4. Advanced solid tumors that have progressed after prior standard therapy or are intolerant to toxicity, for which no standard treatment options are currently available, or for other reasons cannot receive the current standard treatment, including but not limited to primary or metastatic triple-negative breast cancer (TNBC), non-small cell lung cancer (NSCLC) (excluding neuroendocrine tumors or mixed types with >10% neuroendocrine components), ovarian cancer (OC), head and neck cancer (HNC), and colorectal cancer (CRC).
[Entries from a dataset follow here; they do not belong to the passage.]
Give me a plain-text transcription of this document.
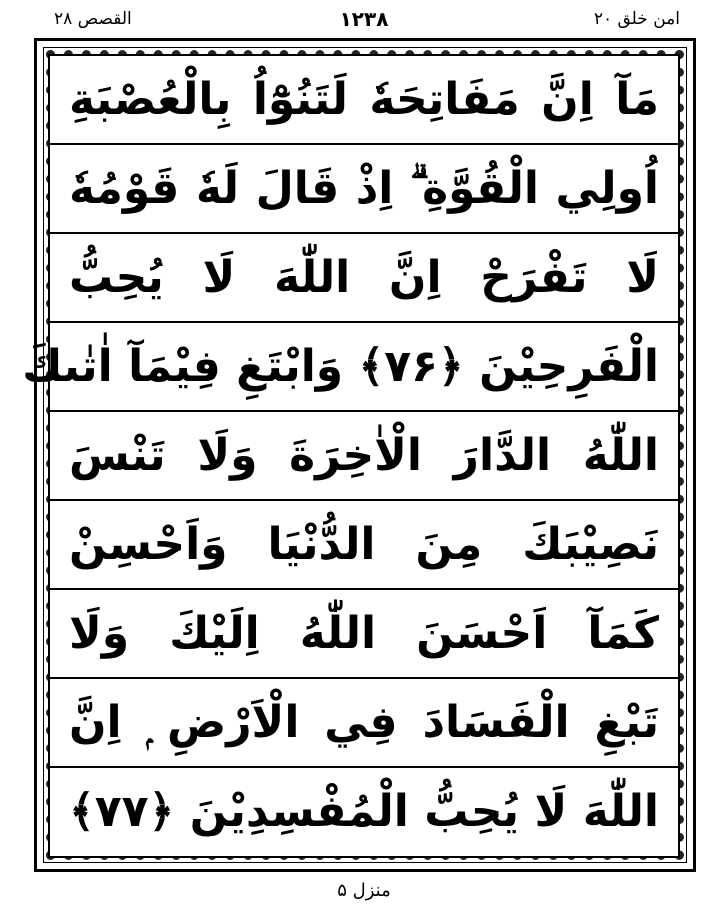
القصص ۲۸	۱۲۳۸	امن خلق ۲۰
مَآ اِنَّ مَفَاتِحَهٗ لَتَنُوْٓاُ بِالْعُصْبَةِ
اُولِي الْقُوَّةِ ۗ اِذْ قَالَ لَهٗ قَوْمُهٗ
لَا تَفْرَحْ اِنَّ اللّٰهَ لَا يُحِبُّ
الْفَرِحِيْنَ ﴿۷۶﴾ وَابْتَغِ فِيْمَآ اٰتٰىكَ
اللّٰهُ الدَّارَ الْاٰخِرَةَ وَلَا تَنْسَ
نَصِيْبَكَ مِنَ الدُّنْيَا وَاَحْسِنْ
كَمَآ اَحْسَنَ اللّٰهُ اِلَيْكَ وَلَا
تَبْغِ الْفَسَادَ فِي الْاَرْضِ ۭ اِنَّ
اللّٰهَ لَا يُحِبُّ الْمُفْسِدِيْنَ ﴿۷۷﴾
منزل ۵
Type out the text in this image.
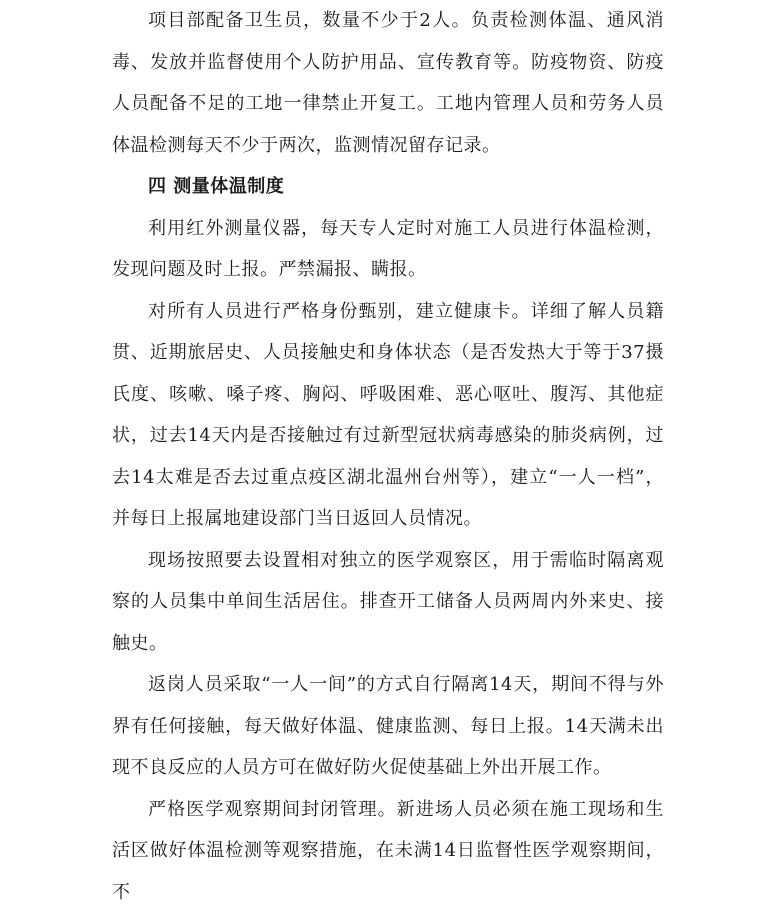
项目部配备卫生员，数量不少于2人。负责检测体温、通风消毒、发放并监督使用个人防护用品、宣传教育等。防疫物资、防疫人员配备不足的工地一律禁止开复工。工地内管理人员和劳务人员体温检测每天不少于两次，监测情况留存记录。

四 测量体温制度

利用红外测量仪器，每天专人定时对施工人员进行体温检测，发现问题及时上报。严禁漏报、瞒报。

对所有人员进行严格身份甄别，建立健康卡。详细了解人员籍贯、近期旅居史、人员接触史和身体状态（是否发热大于等于37摄氏度、咳嗽、嗓子疼、胸闷、呼吸困难、恶心呕吐、腹泻、其他症状，过去14天内是否接触过有过新型冠状病毒感染的肺炎病例，过去14太难是否去过重点疫区湖北温州台州等），建立“一人一档”，并每日上报属地建设部门当日返回人员情况。

现场按照要去设置相对独立的医学观察区，用于需临时隔离观察的人员集中单间生活居住。排查开工储备人员两周内外来史、接触史。

返岗人员采取“一人一间”的方式自行隔离14天，期间不得与外界有任何接触，每天做好体温、健康监测、每日上报。14天满未出现不良反应的人员方可在做好防火促使基础上外出开展工作。

严格医学观察期间封闭管理。新进场人员必须在施工现场和生活区做好体温检测等观察措施，在未满14日监督性医学观察期间，不
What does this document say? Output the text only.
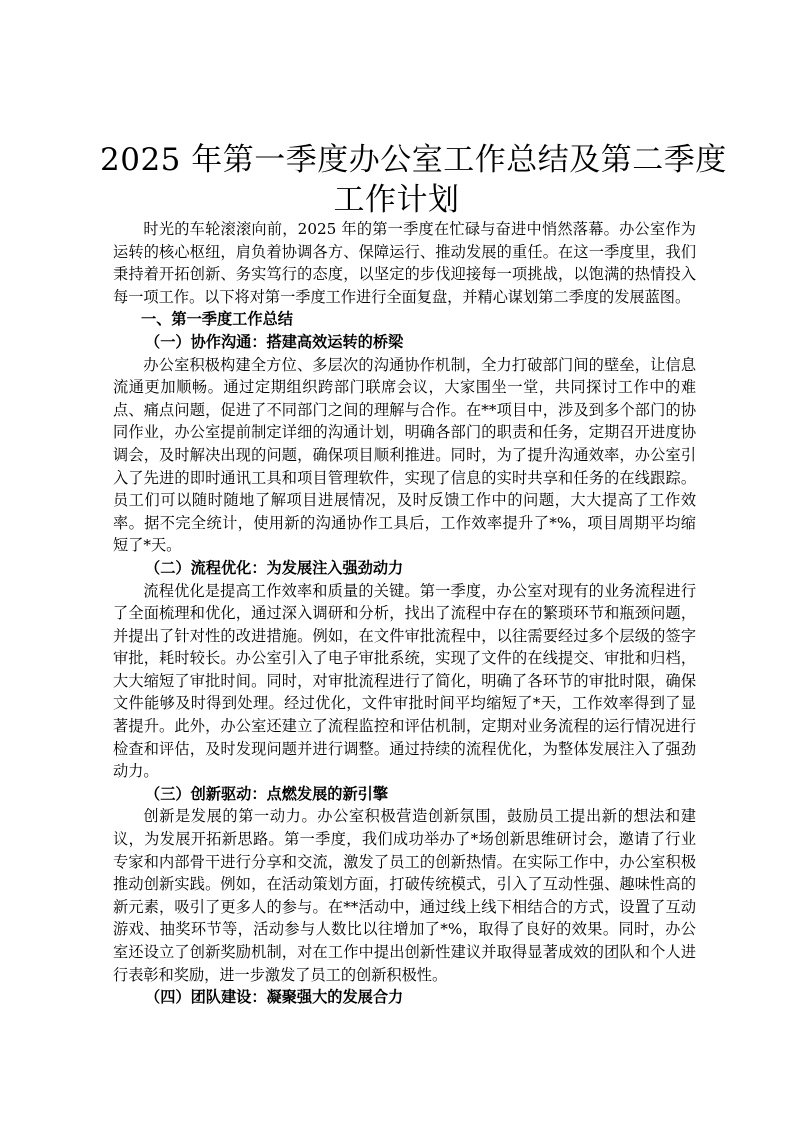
2025 年第一季度办公室工作总结及第二季度
工作计划

时光的车轮滚滚向前，2025 年的第一季度在忙碌与奋进中悄然落幕。办公室作为运转的核心枢纽，肩负着协调各方、保障运行、推动发展的重任。在这一季度里，我们秉持着开拓创新、务实笃行的态度，以坚定的步伐迎接每一项挑战，以饱满的热情投入每一项工作。以下将对第一季度工作进行全面复盘，并精心谋划第二季度的发展蓝图。

一、第一季度工作总结

（一）协作沟通：搭建高效运转的桥梁

办公室积极构建全方位、多层次的沟通协作机制，全力打破部门间的壁垒，让信息流通更加顺畅。通过定期组织跨部门联席会议，大家围坐一堂，共同探讨工作中的难点、痛点问题，促进了不同部门之间的理解与合作。在**项目中，涉及到多个部门的协同作业，办公室提前制定详细的沟通计划，明确各部门的职责和任务，定期召开进度协调会，及时解决出现的问题，确保项目顺利推进。同时，为了提升沟通效率，办公室引入了先进的即时通讯工具和项目管理软件，实现了信息的实时共享和任务的在线跟踪。员工们可以随时随地了解项目进展情况，及时反馈工作中的问题，大大提高了工作效率。据不完全统计，使用新的沟通协作工具后，工作效率提升了*%，项目周期平均缩短了*天。

（二）流程优化：为发展注入强劲动力

流程优化是提高工作效率和质量的关键。第一季度，办公室对现有的业务流程进行了全面梳理和优化，通过深入调研和分析，找出了流程中存在的繁琐环节和瓶颈问题，并提出了针对性的改进措施。例如，在文件审批流程中，以往需要经过多个层级的签字审批，耗时较长。办公室引入了电子审批系统，实现了文件的在线提交、审批和归档，大大缩短了审批时间。同时，对审批流程进行了简化，明确了各环节的审批时限，确保文件能够及时得到处理。经过优化，文件审批时间平均缩短了*天，工作效率得到了显著提升。此外，办公室还建立了流程监控和评估机制，定期对业务流程的运行情况进行检查和评估，及时发现问题并进行调整。通过持续的流程优化，为整体发展注入了强劲动力。

（三）创新驱动：点燃发展的新引擎

创新是发展的第一动力。办公室积极营造创新氛围，鼓励员工提出新的想法和建议，为发展开拓新思路。第一季度，我们成功举办了*场创新思维研讨会，邀请了行业专家和内部骨干进行分享和交流，激发了员工的创新热情。在实际工作中，办公室积极推动创新实践。例如，在活动策划方面，打破传统模式，引入了互动性强、趣味性高的新元素，吸引了更多人的参与。在**活动中，通过线上线下相结合的方式，设置了互动游戏、抽奖环节等，活动参与人数比以往增加了*%，取得了良好的效果。同时，办公室还设立了创新奖励机制，对在工作中提出创新性建议并取得显著成效的团队和个人进行表彰和奖励，进一步激发了员工的创新积极性。

（四）团队建设：凝聚强大的发展合力
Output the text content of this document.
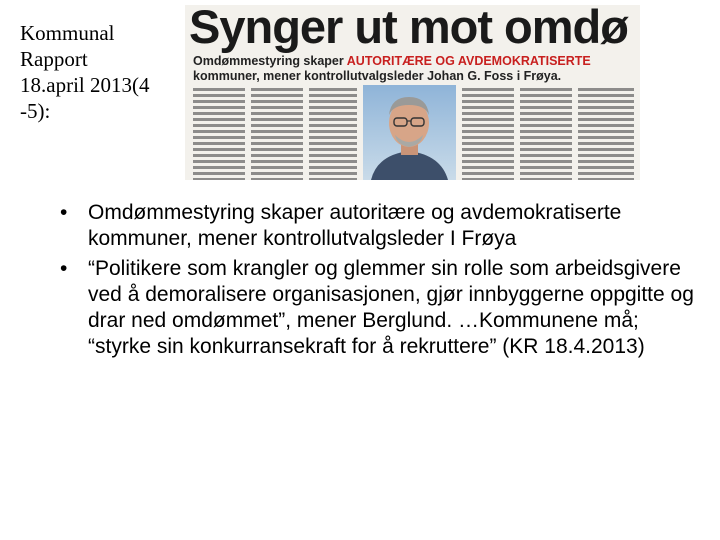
Kommunal
Rapport
18.april 2013(4
-5):
Synger ut mot omdø
Omdømmestyring skaper AUTORITÆRE OG AVDEMOKRATISERTE
kommuner, mener kontrollutvalgsleder Johan G. Foss i Frøya.
• Omdømmestyring skaper autoritære og avdemokratiserte kommuner, mener kontrollutvalgsleder I Frøya
• “Politikere som krangler og glemmer sin rolle som arbeidsgivere ved å demoralisere organisasjonen, gjør innbyggerne oppgitte og drar ned omdømmet”, mener Berglund. …Kommunene må; “styrke sin konkurransekraft for å rekruttere” (KR 18.4.2013)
The subject has residual lesions suitable for surgical resection (≥1.5 cm) or biopsy (core needle biopsy specimens: ≥4 passes with 16G needle or ≥6 passes with 18G needle) to generate tumor-infiltrating lymphocytes (TILs). For cervical cancer subjects, tumor tissue meeting either ≥0.5 cm in diameter or ≥400 mm³ in volume is acceptable. Fresh tumor tissue for TIL production should preferably be obtained from proximal metastatic lymph nodes or the periphery of tumor lesions. The sampled lesion has not received local therapy (e.g., radiotherapy, radiofrequency ablation, oncolytic virus, etc.) or such interventions have occurred ≥3 months prior and the lesion has progressed after local treatment;

Expected life expectancy ≥3 months;

After tumor resection/puncture, the subject must have at least one measurable lesion according to Response Evaluation Criteria in Solid Tumors (RECIST v1.1) for efficacy evaluation;

Eastern Cooperative Oncology Group (ECOG) performance status was 0-1 (subjects with stable brain metastases require investigator assessment);

Adequate organ function:

1. Hematological (no transfusions, platelet infusions, or growth factor support [except recombinant erythropoietin] within 7 days prior to enrollment):

   1. Absolute neutrophil count (ANC)≥1x10^9/L;
   2. Platelet count (PLT) ≥80 × 10^9/L;
   3. Hemoglobin (Hb) ≥90.0 g/L;

2. Blood chemistry:

   1. Estimated creatinine clearance ≥40 mL/min (calculated by Cockcroft-Gault formula);
   2. Alanine aminotransferase (ALT) ≤3 × upper limit of normal (ULN);
   3. Aspartate aminotransferase (AST) ≤3 × ULN;
   4. Total bilirubin (TBIL) ≤2 mg/dL (subjects with Gilbert-Meulengracht syndrome ≤3 mg/dL);
   5. Serum AST and ALT ≤5 × ULN (subjects with liver metastasis);

3. Adequate pulmonary reserve defined as ≤Grade 1 dyspnea and oxygen saturation >91% on room air;

4. Left ventricular ejection fraction (LVEF) ≥45% by echocardiography or multigated acquisition (MUGA) scan, with hemodynamic stability;

In the investigator's judgment, the subject must have recovered from prior anticancer therapy toxicities to Grade 1 or lower (except for specific Grade 2 or lower toxicities deemed irreversible in a short period of time as judged by the investigator, e.g., alopecia) and be eligible for preconditioning chemotherapy and TIL therapy;

Subjects with documented ≥Grade 2 diarrhea or colitis from prior immune checkpoint inhibitor therapy must be asymptomatic for ≥6 months before tumor resection, with normal colonoscopy (visual assessment) post-immunotherapy (excluding colorectal cancer patients);

Subjects with immune-related endocrinopathies (e.g., hypothyroidism) may enroll if stable for ≥6 weeks and controlled with hormone replacement therapy (non-corticosteroid);

Women of childbearing potential and all male subjects must agree to use highly effective methods of contraception at the time of informed consent, and continue within 1 year after Meta10-TILs infusion.